Much Wenlock's solid historical claim to be the birthplace of the modern Olympic movement was illuminated for the first time this year by the arrival of the genuine Olympic flame en route to the European Youth Olympics in Bath.

A town of around 3,000 people - not a village, unless you wish to enter into a long and indignant correspondence with its mayor - was understandably proud in its own quiet way of this extra endorsement of its credentials.

It was a little embarrassing, therefore, when the flame, burning in what looked like one of the grander type of pub ashtrays, spluttered and died before yesterday afternoon's events had got into their stride.

There was no real need for panic. The flame, delivered by a relay of runners last week, was kept alive by what might be termed the Olympic pilot light in the back of the marquee. A swift decoke of the ashtray and a top-up with lighter fuel, and Wenlock's Olympic tradition was burning as brightly as ever.

The local doctor, William Penny Brookes, beat Baron de Coubertin by almost half a century in reviving the ancient Olympiad. In 1850 he founded the Wenlock Olympian Society, and their first games in the October of that year involved a mixture of conventional athletics and country sports such as tilting, where galloping horsemen removed dangling rings with lances. The ladies' foot race was for a prize of a pound of tea and there were also football and cricket tournaments.

Brookes was, for his time, a radical visionary in believing that sport was for what he called "all grades of men" and not just for the leisured classes. Not content with lighting the flame of that ideal in one of the quieter corners of a county notable, according to A E Houseman, for nothing happening, he strove until the end of his life, exactly 100 years ago, to spread the message.

Brookes' nagging persuaded the King of Greece to authorise an Olympian Games in 1859 and the National Olympian Association, in which Brookes was the driving force, organised a games at Crystal Palace in 1866. Those games were notable for the 18-year-old W G Grace winning the hurdles on the same day as completing a double century at The Oval.

Brookes' real success, however, was in firing de Coubertin - young, rich and aristocratic - with his vision. He visited the Wenlock Games in 1890, and the first official modern Olympics took place a year after Brookes' death.

The good doctor would have been delighted by the 109th Games - there have been gaps for wars and occasional lack of organisational impetus - this weekend. Although serious athletes tend to jib at an outdoor 200- metre track, there was a full programme of junior and senior athletics, as well as fencing, archery, five-a-side football and clay-pigeon shooting.

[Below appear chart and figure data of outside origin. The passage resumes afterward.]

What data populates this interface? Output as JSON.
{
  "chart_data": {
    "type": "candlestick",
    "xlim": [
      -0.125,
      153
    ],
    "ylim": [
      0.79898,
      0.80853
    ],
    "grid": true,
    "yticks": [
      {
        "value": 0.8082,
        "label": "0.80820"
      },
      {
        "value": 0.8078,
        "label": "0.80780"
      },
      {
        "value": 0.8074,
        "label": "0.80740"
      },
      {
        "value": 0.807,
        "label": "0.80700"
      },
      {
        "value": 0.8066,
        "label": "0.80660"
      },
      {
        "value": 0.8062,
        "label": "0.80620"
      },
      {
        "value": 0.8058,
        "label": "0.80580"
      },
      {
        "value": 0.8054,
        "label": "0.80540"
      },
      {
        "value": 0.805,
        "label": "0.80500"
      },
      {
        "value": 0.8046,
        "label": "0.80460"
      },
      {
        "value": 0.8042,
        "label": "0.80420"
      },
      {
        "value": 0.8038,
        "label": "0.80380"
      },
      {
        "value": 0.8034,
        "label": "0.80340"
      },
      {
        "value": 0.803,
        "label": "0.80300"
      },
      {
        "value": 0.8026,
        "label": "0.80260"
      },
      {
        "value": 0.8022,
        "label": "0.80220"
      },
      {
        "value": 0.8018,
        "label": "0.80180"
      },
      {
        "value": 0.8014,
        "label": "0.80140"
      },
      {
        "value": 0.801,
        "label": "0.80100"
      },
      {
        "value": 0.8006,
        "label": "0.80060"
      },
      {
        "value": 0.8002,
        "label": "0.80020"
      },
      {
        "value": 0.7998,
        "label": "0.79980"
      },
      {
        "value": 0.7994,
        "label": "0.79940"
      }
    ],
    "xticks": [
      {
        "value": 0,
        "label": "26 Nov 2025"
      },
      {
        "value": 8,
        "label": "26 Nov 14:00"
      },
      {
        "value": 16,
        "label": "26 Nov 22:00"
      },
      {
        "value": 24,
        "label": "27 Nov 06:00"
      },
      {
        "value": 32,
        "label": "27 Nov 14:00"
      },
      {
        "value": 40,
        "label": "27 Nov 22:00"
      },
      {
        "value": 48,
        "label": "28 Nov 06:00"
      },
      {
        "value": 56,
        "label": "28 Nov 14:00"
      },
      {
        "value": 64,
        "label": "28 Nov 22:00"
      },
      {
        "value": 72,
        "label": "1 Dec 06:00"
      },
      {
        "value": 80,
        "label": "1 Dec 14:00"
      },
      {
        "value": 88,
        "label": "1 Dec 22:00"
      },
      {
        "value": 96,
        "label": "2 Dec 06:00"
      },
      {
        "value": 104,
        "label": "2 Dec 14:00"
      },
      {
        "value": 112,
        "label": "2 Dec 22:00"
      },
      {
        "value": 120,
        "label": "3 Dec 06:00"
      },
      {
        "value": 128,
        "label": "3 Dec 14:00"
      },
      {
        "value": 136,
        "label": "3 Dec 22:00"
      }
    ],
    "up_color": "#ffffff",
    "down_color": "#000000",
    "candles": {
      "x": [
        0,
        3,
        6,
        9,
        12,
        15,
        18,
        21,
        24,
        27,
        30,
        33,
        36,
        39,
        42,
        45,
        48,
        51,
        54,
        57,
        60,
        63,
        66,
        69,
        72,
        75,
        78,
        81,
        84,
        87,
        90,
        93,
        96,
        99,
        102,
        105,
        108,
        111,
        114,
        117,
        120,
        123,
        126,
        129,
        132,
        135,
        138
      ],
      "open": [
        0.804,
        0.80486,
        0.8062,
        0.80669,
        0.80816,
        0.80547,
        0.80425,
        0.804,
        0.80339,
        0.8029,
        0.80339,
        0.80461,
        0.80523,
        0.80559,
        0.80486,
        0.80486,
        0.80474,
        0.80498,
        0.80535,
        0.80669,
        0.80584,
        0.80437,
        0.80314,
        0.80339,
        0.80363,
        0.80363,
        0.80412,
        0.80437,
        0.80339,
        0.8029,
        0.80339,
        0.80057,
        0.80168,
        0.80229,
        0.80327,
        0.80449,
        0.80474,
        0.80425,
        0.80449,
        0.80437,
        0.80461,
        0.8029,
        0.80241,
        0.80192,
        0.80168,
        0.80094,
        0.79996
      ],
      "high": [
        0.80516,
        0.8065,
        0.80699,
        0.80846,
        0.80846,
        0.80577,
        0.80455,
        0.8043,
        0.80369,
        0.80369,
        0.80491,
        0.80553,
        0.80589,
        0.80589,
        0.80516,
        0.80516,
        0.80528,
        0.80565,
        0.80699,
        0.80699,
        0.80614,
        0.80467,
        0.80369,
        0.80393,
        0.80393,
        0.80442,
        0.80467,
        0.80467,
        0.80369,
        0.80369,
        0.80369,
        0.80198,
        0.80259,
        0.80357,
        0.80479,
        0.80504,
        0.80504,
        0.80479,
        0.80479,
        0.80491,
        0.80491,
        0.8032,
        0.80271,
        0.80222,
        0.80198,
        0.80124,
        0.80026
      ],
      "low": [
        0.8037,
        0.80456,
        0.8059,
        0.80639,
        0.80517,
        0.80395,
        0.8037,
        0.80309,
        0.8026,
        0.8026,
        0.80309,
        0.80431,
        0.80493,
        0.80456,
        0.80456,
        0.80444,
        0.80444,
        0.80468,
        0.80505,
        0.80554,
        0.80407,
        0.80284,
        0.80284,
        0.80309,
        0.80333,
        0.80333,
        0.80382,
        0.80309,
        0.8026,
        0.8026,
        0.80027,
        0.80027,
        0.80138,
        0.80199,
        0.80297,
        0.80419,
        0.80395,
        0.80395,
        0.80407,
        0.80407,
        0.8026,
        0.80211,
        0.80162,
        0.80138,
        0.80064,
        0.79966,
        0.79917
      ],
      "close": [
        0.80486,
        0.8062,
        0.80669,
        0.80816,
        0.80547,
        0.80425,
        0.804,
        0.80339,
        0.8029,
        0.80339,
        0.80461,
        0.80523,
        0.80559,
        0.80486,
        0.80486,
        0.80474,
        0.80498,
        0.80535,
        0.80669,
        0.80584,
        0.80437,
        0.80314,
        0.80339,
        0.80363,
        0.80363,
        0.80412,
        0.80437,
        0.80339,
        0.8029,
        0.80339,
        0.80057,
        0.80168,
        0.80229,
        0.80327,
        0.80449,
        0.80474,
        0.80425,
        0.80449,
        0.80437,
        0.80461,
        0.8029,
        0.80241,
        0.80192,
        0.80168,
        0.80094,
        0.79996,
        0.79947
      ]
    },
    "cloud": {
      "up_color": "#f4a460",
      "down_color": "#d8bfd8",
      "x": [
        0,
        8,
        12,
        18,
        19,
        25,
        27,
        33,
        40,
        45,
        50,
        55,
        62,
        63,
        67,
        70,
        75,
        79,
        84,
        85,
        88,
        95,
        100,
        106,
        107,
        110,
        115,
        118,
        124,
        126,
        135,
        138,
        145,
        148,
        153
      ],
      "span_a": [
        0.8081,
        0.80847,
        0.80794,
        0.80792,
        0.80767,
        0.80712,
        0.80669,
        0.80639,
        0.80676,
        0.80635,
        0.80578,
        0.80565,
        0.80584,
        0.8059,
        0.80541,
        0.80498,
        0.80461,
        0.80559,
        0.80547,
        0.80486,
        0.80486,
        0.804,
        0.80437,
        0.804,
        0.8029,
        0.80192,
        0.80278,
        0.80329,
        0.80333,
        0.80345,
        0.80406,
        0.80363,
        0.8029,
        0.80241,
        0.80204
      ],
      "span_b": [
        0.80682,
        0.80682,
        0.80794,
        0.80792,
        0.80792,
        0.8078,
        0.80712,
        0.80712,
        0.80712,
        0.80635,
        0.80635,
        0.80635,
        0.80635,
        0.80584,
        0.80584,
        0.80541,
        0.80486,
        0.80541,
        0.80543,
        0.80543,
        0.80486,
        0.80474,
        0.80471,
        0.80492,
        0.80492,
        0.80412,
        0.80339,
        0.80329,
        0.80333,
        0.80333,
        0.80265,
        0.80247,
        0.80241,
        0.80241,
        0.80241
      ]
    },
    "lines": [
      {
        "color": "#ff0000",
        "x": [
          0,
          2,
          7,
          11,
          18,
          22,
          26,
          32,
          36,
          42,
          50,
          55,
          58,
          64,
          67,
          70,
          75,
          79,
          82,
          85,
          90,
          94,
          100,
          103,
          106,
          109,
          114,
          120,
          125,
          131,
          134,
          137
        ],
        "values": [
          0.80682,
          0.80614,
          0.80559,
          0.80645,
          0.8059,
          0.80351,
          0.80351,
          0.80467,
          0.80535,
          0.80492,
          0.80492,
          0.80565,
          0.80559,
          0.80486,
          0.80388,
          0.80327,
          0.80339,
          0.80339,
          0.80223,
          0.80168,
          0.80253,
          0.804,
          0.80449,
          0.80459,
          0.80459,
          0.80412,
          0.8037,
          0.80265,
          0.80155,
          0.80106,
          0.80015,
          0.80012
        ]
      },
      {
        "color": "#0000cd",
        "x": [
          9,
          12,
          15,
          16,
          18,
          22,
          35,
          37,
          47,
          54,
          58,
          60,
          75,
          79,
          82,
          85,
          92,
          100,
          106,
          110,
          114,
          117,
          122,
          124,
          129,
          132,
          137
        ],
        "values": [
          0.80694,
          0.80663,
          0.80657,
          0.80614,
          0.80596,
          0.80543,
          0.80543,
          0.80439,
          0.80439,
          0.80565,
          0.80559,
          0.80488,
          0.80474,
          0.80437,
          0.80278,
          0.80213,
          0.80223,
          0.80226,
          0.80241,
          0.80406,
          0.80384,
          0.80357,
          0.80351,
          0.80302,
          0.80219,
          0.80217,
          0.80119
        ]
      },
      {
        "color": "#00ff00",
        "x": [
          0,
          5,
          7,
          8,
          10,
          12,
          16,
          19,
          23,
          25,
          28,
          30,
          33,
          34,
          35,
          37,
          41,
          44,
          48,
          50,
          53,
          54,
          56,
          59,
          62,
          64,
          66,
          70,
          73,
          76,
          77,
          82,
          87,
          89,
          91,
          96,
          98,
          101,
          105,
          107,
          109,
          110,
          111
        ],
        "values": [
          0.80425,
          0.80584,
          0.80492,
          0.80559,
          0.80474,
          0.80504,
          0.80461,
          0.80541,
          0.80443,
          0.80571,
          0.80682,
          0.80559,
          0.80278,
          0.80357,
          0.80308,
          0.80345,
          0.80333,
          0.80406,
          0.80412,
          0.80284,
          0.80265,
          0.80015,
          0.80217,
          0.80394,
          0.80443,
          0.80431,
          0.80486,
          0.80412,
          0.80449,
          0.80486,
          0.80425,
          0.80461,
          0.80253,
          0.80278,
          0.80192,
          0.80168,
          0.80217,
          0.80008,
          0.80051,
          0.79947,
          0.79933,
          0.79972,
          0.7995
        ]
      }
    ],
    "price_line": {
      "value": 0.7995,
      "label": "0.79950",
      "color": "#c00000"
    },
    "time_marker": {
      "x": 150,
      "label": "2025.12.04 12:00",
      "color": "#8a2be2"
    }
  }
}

The rural origins of the Games are still evident in the event that involves throwing a 35-pound lump of rock, and Much Wenlock remains the only place where you can win an Olympic medal for crown green bowls.

Since 1980, the Games - which had shrunk to being a purely parochial occasion - have once more begun to attract competitors from a wider radius. "They've come from Andover and from Southport," said the Games secretary, Norman Wood. "And there's an Australian here somewhere."

While it might not be exactly Atlanta, the flame still burns in Much Wenlock, as acknowledged last year by the great Olympic power-broker himself.

Juan Antonio Samaranch arrived a week too late to witness the Games, but came to pay tribute to Brookes and the continuity of his vision.

"Press people like yourself asked him why he had come to Much Wenlock," Wood said. "He told them: 'This is where it all started'."